As you can see it asks for a password for a user, which I did not specify in any way. And I think the reason is the "@" character in the remote file path (and in the local one maybe too).

I have tried to use '' but then the remote file path and local file path are not found (because it assumes the ' is part of the file path):

osync.sh --initiator="'/var/services/homes/@DH-ADS/0/localUser-1/local-folder-to-sync/'" --target="'ssh://sync-user@DOMAIN:25//var/services/homes/@DH-ADS/0/remoteUser-1/remote-folder-to-sync'" --rsakey="/var/services/homes/sync-user/.ssh/id_rsa" --summary --dry --verbose
TIME: 0 - This is an unstable dev build [2021062901]. Please use with caution.
TIME: 0 - Local replica path [/var/services/homes/@DH-ADS/0/localUser-1/local-folder-to-sync/] does not exist or is not writable and CREATE_DIRS is not allowed.
TIME: 0 - Local replica path ['ssh://video-sync@REMOTE_DOMAIN:25//var/services/homes/@DH-ADS/0/remoteUser-1/remote-folder-to-sync/'/] does not exist or is not writable and CREATE_DIRS is not allowed.
TIME: 0 - _ExecTasksPidsCheck called by [CheckReplicas] finished monitoring pid [22142] with exitcode [1].
TIME: 0 - _ExecTasksPidsCheck called by [CheckReplicas] finished monitoring pid [22143] with exitcode [1].
TIME: 0 - Cancelling task.
TIME: 0 - osync finished with errors.

So is there any way to escape the "@" character in the file path for ssh command? Is the error something else?

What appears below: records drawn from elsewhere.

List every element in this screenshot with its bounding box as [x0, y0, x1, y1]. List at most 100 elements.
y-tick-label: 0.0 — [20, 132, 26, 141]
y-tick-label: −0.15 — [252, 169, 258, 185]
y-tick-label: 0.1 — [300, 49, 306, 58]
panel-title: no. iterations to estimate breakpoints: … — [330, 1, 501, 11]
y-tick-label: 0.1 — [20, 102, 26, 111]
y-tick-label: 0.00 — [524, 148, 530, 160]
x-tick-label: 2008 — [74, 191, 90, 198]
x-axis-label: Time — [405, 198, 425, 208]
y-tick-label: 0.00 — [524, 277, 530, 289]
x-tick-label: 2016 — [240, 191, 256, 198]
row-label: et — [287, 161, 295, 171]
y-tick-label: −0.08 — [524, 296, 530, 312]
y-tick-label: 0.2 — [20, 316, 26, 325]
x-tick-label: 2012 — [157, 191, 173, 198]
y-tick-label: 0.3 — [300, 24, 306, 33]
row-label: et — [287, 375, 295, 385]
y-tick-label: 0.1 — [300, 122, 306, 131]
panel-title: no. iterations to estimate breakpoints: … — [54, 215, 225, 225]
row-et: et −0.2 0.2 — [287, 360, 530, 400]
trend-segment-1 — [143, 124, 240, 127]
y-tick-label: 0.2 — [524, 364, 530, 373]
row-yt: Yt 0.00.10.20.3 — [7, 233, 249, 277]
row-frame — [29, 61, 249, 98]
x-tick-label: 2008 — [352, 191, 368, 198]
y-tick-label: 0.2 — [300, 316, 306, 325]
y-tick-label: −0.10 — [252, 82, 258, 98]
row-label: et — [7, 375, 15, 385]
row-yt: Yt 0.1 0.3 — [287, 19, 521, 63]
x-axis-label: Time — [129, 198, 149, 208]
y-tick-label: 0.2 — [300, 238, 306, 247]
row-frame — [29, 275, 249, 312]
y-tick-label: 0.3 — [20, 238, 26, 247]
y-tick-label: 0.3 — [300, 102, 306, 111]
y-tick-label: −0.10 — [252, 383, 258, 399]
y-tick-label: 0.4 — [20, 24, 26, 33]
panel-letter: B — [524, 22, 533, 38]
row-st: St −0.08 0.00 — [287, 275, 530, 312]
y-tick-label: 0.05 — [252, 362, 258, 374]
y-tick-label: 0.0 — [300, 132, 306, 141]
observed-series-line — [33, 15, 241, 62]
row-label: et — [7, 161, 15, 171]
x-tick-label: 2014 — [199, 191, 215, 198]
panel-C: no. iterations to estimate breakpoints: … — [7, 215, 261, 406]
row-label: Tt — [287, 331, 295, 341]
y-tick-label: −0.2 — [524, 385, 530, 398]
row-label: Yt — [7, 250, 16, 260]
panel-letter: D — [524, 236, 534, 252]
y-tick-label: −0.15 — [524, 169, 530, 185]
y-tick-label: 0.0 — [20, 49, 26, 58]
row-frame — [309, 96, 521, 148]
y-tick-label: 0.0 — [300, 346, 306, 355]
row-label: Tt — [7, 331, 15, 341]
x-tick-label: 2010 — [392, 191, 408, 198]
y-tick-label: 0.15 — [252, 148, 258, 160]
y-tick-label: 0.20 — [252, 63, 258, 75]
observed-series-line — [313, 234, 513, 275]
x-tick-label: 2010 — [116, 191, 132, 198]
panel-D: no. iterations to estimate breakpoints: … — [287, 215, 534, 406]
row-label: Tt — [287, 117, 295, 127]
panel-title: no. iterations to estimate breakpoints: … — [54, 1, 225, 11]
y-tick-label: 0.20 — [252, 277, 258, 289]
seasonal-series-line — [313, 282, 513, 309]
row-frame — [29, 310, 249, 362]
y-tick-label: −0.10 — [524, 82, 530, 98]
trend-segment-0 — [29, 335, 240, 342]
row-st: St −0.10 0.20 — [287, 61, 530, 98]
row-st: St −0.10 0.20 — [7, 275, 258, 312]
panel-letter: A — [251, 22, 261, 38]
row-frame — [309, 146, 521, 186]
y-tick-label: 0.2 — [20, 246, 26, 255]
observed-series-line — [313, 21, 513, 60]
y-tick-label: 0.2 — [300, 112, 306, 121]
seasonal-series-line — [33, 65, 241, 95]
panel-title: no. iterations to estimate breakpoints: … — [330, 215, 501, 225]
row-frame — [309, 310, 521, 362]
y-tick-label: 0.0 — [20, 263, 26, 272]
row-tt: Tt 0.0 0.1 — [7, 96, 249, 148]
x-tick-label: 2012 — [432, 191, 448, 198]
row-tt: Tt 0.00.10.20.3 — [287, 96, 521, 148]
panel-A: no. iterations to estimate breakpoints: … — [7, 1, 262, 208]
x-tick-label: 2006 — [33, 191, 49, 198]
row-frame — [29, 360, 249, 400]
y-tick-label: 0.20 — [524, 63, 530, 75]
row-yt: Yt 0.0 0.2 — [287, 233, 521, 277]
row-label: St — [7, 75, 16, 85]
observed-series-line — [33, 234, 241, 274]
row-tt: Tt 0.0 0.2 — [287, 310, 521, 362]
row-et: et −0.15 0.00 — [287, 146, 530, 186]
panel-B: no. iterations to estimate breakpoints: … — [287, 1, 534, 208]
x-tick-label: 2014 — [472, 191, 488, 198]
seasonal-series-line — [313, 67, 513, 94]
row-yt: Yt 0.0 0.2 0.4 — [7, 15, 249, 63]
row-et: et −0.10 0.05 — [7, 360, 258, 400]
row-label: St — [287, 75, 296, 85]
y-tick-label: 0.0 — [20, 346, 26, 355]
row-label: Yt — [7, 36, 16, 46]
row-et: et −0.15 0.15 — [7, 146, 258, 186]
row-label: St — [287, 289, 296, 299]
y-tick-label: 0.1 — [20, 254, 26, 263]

I have tested the Write permissions and Create-dirs permissions. Everything is allowed and does work.

I have also tested with the version osync.sh 1.2 (which is latest stable release a few years old) and it also did not work.

1 Answer 1

1

Looking into the source code of the script you linked and digging into the function Init { ... }, yes, the issue is with @ character in your path as that script truncates the shortest suffix from the given path (${parameter%@*} in bellow), so it causes to take wrong remote-userName in:

if [[ "$uri" == *"@"* ]]; then
            # remove everything after '@'
            REMOTE_USER=${uri%@*}

it will end-up to set REMOTE_USER to sync-user@DOMAIN:25//var/services/homes/ which is wrong; script owner could fix this by using longest match stripping ${parameter%%@*} instead;

or modify the osync.sh script that part which I mentioned by yourself, and install again;


Notes:

  1. use only single quotes around that path not both of them like --target='/some/remote/path'.
  2. As I read the script some other parts, it will have issues with = and : characters too if you have them in your paths.
  3. I'm not sure if pointed issue would be the only issue here.